Our analysis also showed a broader pattern in the state’s response to the pandemic. In the spring, the largest contracts went to vendors for ventilators and millions of pieces of protective equipment amid a severe global supply shortage. By the summer, payments had shifted toward helping schools, businesses, and child care and health care providers. Spending continues as the state faces another wave of the virus.
There were also a number of expenses that made us pause and think: “Huh! That’s interesting.” The Department of Corrections spent nearly $1 million on bread. In seeking an explanation, we learned that the inmate-staffed central bakery was shut down for safety reasons, prompting the state to purchase bread as an alternative. Then there were payments to lease out entire hotels for people who needed somewhere to temporarily quarantine. We found that some of these facilities sat empty for almost two months.
The most questionable line items we came across were a series of purchases made by the Illinois State Police. The agency had submitted tear gas grenades, flash-bangs and other crowd control weapons as COVID-19 expenses, telling us they needed to stock up in case hospitals were overrun by people seeking COVID-19 treatment.
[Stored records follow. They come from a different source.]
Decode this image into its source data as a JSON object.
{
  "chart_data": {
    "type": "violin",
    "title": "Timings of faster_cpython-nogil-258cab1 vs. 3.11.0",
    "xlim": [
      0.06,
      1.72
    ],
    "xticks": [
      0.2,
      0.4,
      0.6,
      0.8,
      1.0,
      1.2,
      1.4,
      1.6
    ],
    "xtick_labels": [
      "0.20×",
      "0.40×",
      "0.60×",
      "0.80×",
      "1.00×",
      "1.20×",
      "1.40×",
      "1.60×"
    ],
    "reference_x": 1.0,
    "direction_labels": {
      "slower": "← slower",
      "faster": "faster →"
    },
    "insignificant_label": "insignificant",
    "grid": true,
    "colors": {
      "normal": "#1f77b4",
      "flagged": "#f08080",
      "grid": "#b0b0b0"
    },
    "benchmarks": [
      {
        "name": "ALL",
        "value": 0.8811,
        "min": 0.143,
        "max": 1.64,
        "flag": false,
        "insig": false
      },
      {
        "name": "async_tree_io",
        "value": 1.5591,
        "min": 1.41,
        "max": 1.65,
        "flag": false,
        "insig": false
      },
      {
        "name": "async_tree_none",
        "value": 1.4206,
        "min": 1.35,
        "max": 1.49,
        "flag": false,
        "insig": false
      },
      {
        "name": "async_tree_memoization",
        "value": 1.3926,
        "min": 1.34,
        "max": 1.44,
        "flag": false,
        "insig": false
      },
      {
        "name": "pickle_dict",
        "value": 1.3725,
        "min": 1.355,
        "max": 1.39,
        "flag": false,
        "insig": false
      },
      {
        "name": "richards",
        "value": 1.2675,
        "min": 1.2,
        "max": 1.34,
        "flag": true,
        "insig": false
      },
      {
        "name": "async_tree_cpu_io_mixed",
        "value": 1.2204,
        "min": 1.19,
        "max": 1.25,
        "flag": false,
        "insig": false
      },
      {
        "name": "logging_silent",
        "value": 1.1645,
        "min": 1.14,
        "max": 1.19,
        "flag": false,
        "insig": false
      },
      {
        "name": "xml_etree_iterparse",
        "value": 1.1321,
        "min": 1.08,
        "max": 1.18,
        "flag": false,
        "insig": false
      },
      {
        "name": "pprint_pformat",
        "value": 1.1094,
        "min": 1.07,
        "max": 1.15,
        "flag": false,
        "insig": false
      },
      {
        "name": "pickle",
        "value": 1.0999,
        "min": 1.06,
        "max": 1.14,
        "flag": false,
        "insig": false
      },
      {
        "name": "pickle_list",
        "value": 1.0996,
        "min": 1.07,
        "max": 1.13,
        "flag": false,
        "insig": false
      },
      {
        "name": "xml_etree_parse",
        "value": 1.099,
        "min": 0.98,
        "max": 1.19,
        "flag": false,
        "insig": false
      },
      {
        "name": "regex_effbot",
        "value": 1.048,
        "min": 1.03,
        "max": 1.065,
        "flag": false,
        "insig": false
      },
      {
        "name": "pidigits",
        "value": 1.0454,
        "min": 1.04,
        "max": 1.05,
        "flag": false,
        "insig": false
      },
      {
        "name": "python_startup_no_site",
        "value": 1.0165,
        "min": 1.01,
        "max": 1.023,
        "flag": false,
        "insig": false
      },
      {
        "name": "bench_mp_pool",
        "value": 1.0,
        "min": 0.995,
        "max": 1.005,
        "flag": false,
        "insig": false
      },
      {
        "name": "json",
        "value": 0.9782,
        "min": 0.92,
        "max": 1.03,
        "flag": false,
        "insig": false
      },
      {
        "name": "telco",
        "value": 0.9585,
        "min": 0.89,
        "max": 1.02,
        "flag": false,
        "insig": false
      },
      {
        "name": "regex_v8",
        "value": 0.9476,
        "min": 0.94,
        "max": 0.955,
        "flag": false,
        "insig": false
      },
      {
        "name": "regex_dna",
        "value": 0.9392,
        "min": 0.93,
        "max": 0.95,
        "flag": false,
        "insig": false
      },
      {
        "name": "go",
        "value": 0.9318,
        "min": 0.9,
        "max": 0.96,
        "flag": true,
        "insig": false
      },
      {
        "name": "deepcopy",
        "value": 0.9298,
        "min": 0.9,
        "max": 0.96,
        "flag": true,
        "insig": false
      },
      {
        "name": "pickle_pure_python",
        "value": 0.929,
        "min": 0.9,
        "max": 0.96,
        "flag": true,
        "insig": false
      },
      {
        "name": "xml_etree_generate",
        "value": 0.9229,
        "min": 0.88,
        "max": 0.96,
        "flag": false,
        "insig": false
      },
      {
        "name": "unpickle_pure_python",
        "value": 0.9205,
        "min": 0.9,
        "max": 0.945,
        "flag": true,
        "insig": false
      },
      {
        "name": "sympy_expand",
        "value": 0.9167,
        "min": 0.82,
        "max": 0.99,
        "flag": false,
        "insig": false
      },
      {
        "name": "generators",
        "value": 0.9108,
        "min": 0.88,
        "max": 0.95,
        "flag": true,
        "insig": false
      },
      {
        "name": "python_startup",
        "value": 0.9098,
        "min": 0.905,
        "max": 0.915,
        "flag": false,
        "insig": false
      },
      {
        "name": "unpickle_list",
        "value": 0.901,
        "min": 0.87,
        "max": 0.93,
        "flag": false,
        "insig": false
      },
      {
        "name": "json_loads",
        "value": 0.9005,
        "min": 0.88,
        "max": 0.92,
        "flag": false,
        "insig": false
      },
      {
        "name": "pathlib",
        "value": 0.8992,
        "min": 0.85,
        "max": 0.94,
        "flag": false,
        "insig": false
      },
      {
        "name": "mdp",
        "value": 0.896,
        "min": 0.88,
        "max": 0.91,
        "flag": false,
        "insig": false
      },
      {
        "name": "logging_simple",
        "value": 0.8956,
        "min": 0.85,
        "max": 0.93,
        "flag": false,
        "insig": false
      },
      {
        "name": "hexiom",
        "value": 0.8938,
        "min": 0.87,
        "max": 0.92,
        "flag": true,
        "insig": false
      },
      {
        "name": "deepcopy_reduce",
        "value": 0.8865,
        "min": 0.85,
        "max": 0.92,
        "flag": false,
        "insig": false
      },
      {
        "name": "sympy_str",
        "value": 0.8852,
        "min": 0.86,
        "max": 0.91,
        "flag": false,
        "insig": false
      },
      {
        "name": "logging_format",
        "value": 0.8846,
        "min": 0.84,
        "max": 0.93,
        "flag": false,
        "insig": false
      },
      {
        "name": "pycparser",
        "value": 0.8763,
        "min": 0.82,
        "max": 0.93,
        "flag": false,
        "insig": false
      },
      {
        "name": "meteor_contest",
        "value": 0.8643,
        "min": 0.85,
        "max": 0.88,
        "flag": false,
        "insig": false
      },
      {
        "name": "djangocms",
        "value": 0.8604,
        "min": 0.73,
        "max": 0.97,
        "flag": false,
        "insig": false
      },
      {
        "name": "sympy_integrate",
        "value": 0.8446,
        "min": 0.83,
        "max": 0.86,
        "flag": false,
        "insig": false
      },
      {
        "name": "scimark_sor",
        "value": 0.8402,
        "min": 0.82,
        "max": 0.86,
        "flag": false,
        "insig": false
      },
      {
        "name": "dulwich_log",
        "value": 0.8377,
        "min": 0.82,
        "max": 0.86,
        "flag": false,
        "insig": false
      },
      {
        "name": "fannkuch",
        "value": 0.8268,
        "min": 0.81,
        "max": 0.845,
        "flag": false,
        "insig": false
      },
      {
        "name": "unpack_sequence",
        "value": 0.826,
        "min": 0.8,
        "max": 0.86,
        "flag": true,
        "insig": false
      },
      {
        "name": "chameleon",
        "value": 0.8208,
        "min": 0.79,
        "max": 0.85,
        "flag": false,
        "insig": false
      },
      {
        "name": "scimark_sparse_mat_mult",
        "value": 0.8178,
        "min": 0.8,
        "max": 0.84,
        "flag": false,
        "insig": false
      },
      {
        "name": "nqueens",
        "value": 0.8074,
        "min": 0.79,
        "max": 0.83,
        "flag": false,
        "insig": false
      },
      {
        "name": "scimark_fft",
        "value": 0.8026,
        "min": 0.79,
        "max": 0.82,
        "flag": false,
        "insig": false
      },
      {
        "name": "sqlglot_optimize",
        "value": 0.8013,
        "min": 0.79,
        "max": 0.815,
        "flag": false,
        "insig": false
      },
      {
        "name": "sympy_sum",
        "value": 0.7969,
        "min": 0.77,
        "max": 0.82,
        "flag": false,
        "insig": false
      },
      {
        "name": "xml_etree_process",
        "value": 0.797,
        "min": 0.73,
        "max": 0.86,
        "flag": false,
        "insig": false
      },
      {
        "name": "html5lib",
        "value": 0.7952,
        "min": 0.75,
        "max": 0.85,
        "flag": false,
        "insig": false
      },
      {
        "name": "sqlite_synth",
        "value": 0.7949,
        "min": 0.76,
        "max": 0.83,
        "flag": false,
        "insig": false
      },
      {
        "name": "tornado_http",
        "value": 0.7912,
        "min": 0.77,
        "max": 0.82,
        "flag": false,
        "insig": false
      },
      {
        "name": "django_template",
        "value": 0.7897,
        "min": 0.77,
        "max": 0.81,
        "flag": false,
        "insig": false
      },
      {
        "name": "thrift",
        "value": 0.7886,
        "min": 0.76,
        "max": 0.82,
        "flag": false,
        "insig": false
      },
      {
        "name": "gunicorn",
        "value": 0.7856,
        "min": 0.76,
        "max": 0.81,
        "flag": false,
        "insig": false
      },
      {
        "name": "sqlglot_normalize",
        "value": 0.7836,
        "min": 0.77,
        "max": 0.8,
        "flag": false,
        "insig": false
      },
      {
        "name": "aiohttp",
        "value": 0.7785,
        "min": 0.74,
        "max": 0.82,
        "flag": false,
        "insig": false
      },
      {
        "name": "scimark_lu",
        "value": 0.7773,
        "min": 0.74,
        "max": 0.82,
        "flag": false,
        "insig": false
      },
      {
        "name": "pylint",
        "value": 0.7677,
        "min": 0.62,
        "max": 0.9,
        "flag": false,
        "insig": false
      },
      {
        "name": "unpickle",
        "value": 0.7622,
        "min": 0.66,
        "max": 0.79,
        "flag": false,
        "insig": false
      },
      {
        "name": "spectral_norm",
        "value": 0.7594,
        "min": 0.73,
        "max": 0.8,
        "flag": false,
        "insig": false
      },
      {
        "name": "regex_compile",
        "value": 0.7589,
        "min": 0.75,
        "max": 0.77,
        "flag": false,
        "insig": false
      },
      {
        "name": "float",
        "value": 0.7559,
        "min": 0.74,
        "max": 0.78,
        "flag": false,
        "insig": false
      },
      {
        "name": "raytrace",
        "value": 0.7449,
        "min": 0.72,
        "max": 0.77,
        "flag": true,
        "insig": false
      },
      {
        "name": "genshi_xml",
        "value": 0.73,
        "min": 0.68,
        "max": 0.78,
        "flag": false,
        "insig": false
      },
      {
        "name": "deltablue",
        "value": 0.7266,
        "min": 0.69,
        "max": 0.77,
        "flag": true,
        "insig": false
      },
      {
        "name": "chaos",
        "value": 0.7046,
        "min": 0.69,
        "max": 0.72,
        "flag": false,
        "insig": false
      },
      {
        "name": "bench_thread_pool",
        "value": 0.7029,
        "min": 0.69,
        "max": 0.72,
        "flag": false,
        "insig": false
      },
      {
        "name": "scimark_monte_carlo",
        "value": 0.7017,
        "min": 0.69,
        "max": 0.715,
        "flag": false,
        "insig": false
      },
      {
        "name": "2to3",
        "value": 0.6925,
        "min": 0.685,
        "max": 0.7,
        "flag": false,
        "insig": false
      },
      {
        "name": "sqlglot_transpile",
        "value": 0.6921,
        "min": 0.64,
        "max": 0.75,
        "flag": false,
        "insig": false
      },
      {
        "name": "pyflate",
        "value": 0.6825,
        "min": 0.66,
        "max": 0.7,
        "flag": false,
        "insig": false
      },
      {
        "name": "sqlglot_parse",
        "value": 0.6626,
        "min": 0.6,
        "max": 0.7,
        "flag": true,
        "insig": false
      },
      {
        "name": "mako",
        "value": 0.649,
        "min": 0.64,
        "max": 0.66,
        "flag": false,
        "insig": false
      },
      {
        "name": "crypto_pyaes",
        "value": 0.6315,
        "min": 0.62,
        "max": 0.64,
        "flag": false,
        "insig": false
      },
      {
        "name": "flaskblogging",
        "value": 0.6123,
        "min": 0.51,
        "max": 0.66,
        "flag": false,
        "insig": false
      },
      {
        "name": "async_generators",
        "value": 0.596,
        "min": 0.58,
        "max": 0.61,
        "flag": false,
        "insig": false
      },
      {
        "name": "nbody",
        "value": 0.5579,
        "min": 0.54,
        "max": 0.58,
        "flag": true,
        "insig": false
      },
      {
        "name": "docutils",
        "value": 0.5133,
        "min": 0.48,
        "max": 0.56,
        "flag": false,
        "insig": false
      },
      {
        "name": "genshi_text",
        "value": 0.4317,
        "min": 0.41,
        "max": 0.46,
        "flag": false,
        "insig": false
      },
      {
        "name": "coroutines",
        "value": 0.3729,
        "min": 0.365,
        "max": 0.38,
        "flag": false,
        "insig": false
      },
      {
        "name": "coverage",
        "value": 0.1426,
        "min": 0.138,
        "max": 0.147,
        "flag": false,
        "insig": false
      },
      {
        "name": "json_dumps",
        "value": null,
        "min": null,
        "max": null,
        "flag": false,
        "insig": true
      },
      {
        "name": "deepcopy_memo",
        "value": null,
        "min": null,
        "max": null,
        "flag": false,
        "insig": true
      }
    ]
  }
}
After we asked the governor’s Office of Management and Budget about these expenses, a spokeswoman informed us that the office had rejected the state police’s purchases, concluding that the spending might not be directly related to COVID-19.
Our story also includes a look-up tool that lets readers like you put on an investigative hat and see how your money has been spent. We’ve already gotten some interesting responses: Geoff Hing, a reporter with APM Reports, noticed millions spent on postage and printing related to increased unemployment claims. Another reader pointed out that the Department of Revenue paid $6.75 per gallon for 100 gallons of distilled water, when those regularly go for $1 at a supermarket.